27th Aug 2010, by Mary, filed in CSA, Home Cooking, Recipe
Comments Off on Plenty… and then some

I just started reading “Plenty”, by Alisa Smith and J. B. MacKinnon. I’ve been wanting to read it for awhile now (it’s been out three years), but just didn’t get around to it.

Then, last week, out of the blue, I got email from Bookmooch telling me a copy was available, and, wonder of all wonders, I actually got to it before anyone else did. Interspersed between the first and second chapters (“March” and “April”) is a recipe for what I think is a really lovely-sounding appetizer, or amuse-bouche, as they put it, involving disks of steamed beet topped with little potato-blue cheese croquettes and a sauce made of applesauce stirred into melted butter. It was the way the recipe ends, however, that really caught me—“Serve in the center of a very large plate, alone and a little heartbreaking.” Hm. Now, I suppose you have to take into account the fact that at this early point in the narrative, Smith and MacKinnon are starting to despair that they’ll be living on little other than potatoes for an entire year if they want to carry through with their “100-mile diet” experiment. All a matter of perspective, I guess.

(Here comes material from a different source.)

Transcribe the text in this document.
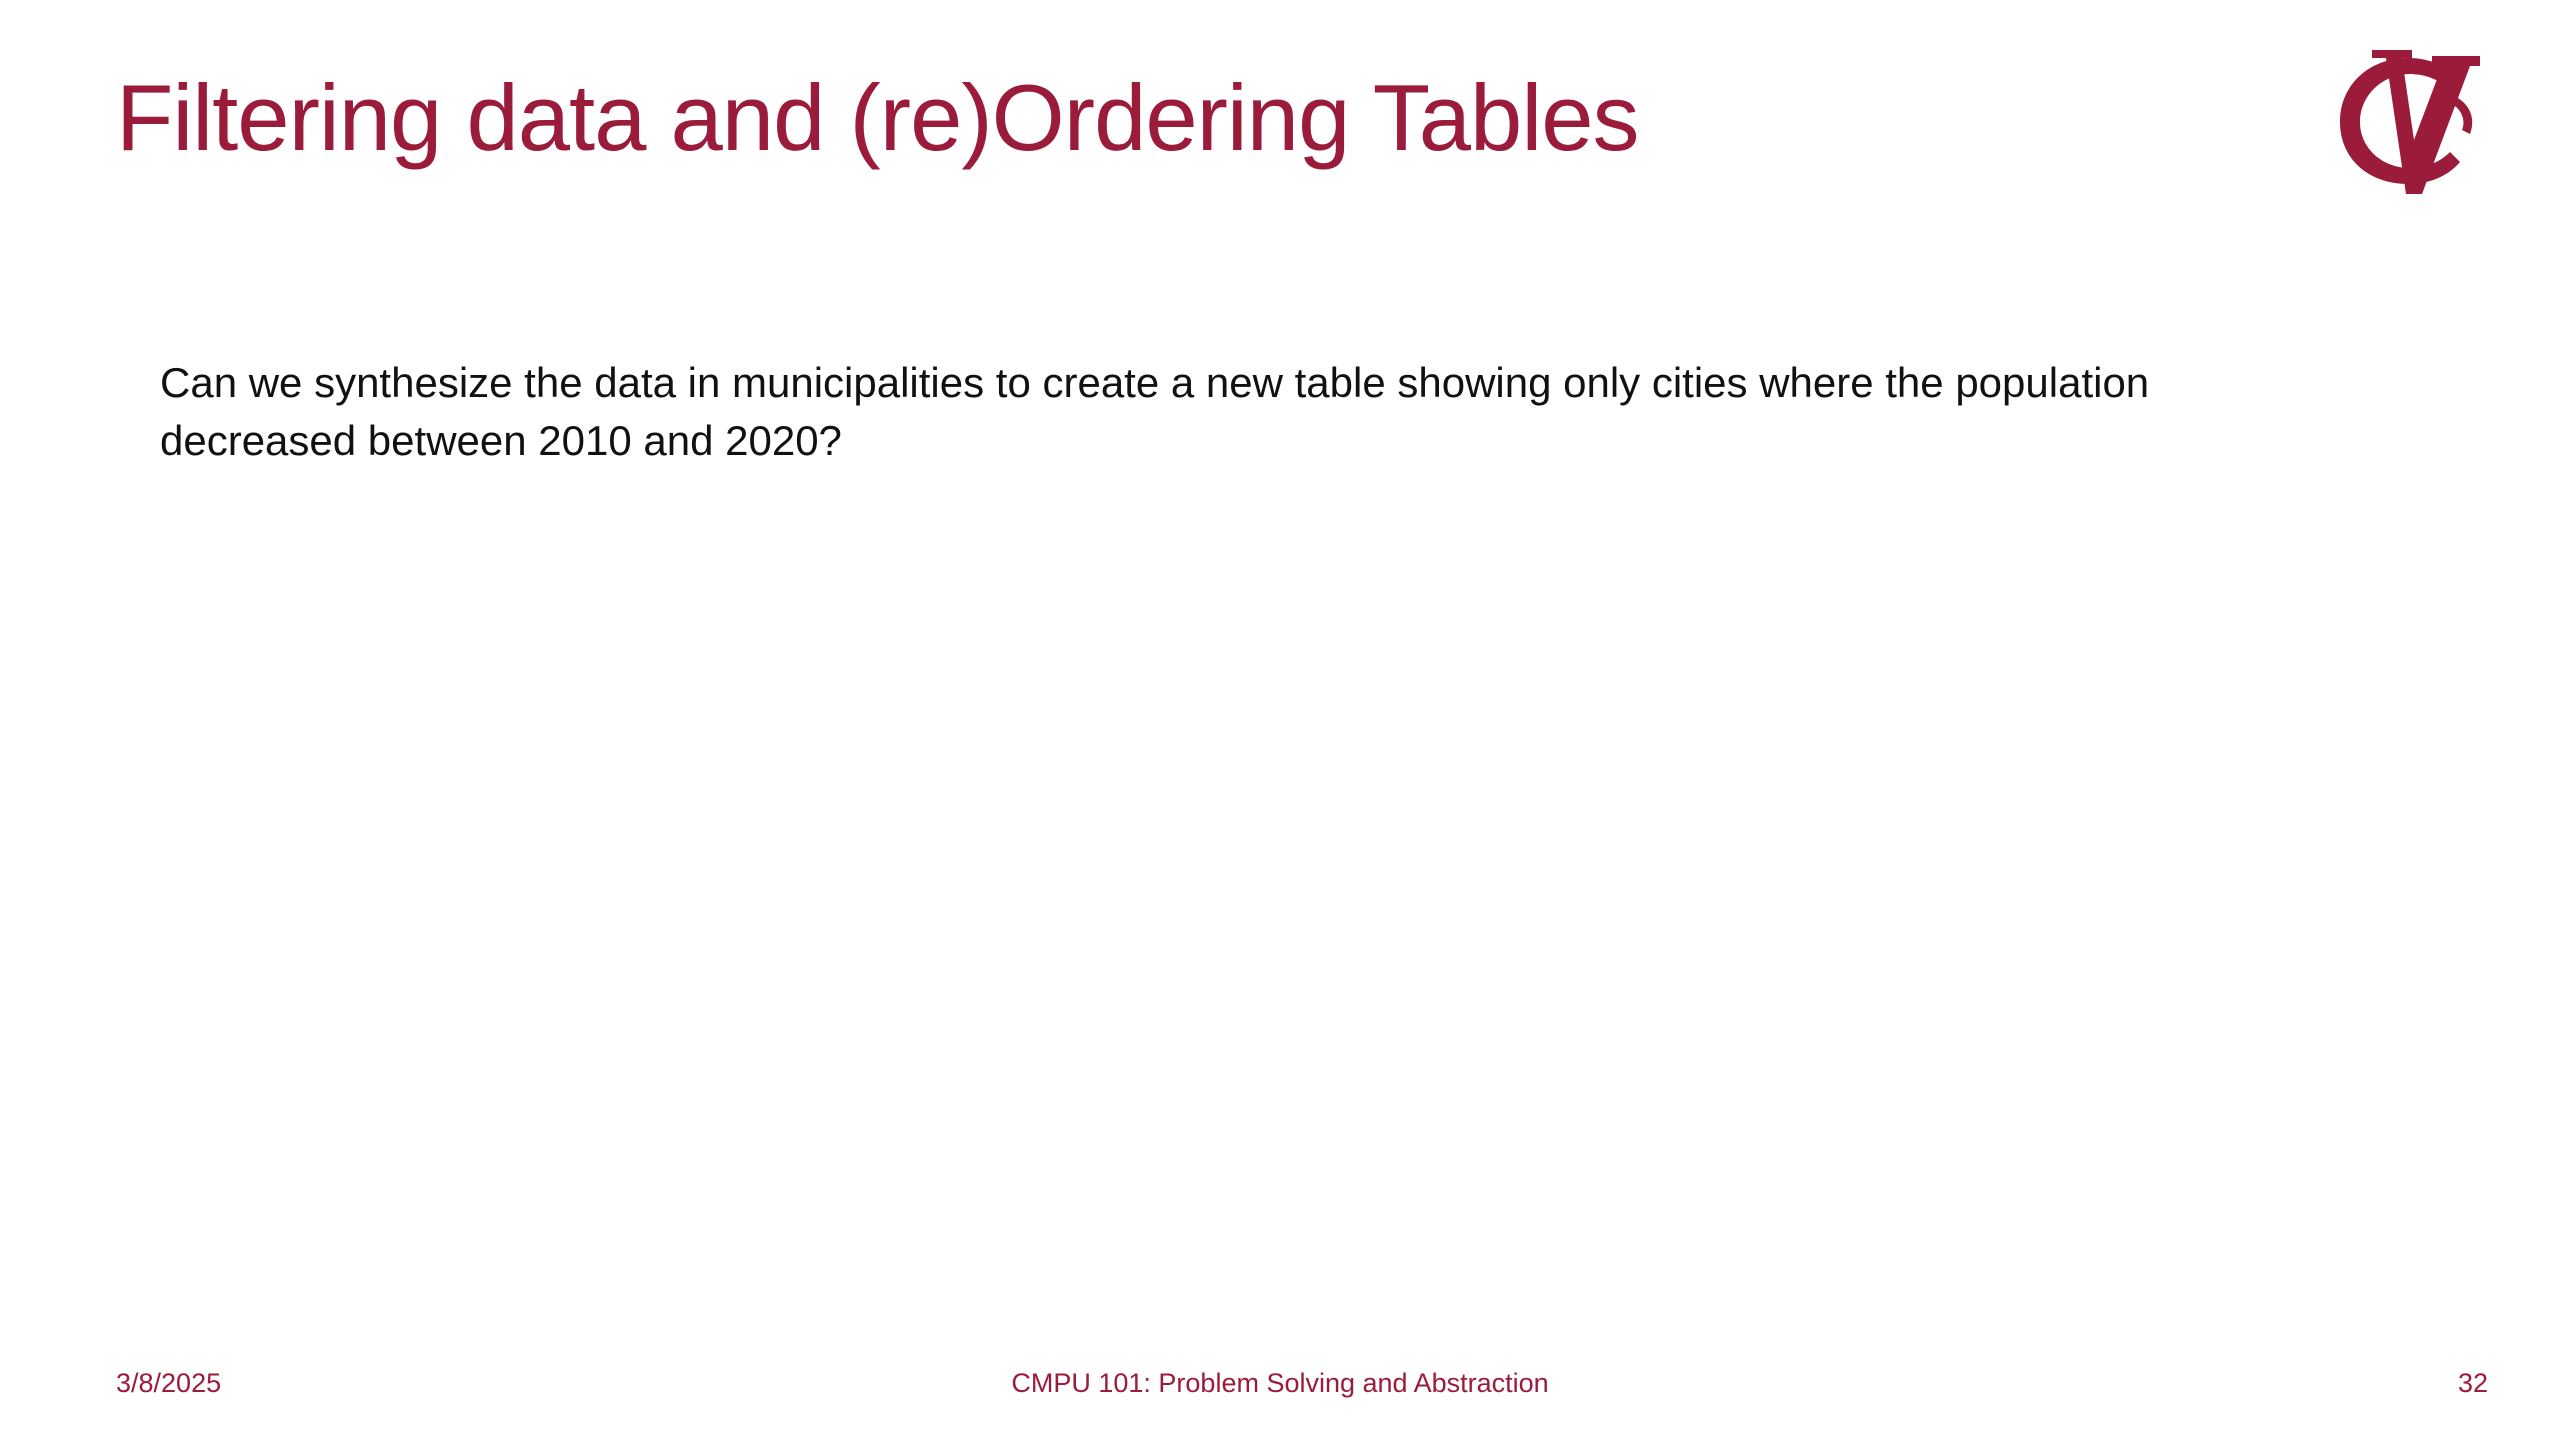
Filtering data and (re)Ordering Tables

Can we synthesize the data in municipalities to create a new table showing only cities where the population decreased between 2010 and 2020?

3/8/2025	CMPU 101: Problem Solving and Abstraction	32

I kind of know how they feel. Not that I’m attempting anything like a 100-mile diet—just the CSA. But I swear, if I see another cabbage, or cucumber, or even an ear of corn I might very well start screaming. I wouldn’t mind so much if I had a chest freezer (or anywhere to put one), or even just a basement (see previous), but at this point, I’ve got more than half a freezer full of quart baggies of miscellaneous veggies, plus three quart jars of fridge pickles and a largish container of oven-dried tomatoes. Oven-dried tomatoAnd of course we’ve been eating veggies all the time as well. I felt a little like an ingrate last week when I had to turn down the offer of a second head of iceberg lettuce (ick, iceberg—I didn’t even really want the first one), explaining that I just didn’t have enough room in my fridge. The response sounded tired and exasperated: “Well, it’s feast or famine.” I get it, I really do, and I appreciate these folks’ generosity, but I did only sign up for half a bushel every week, and with good reason—there’s only the two of us to eat all this stuff. Lately, though, I’ve been getting more like a full bushel, and the veggies are kind of taking over my life, like something out of a cheap-ass sci-fi/horror movie. Obviously, I would have made a lousy farm-wife—I can just hear my maternal grandmother tsk-ing at me from the great beyond. I never met her, but I hear tell she never failed to stock her cellar to bursting with all manner of pickled and canned fruits and veggies.

I am trying, though—taking baby steps. Who knows, maybe I’ll get up the nerve (and somehow find the time) to try the real deal—real pickling. Lord knows I’ve got enough cukes.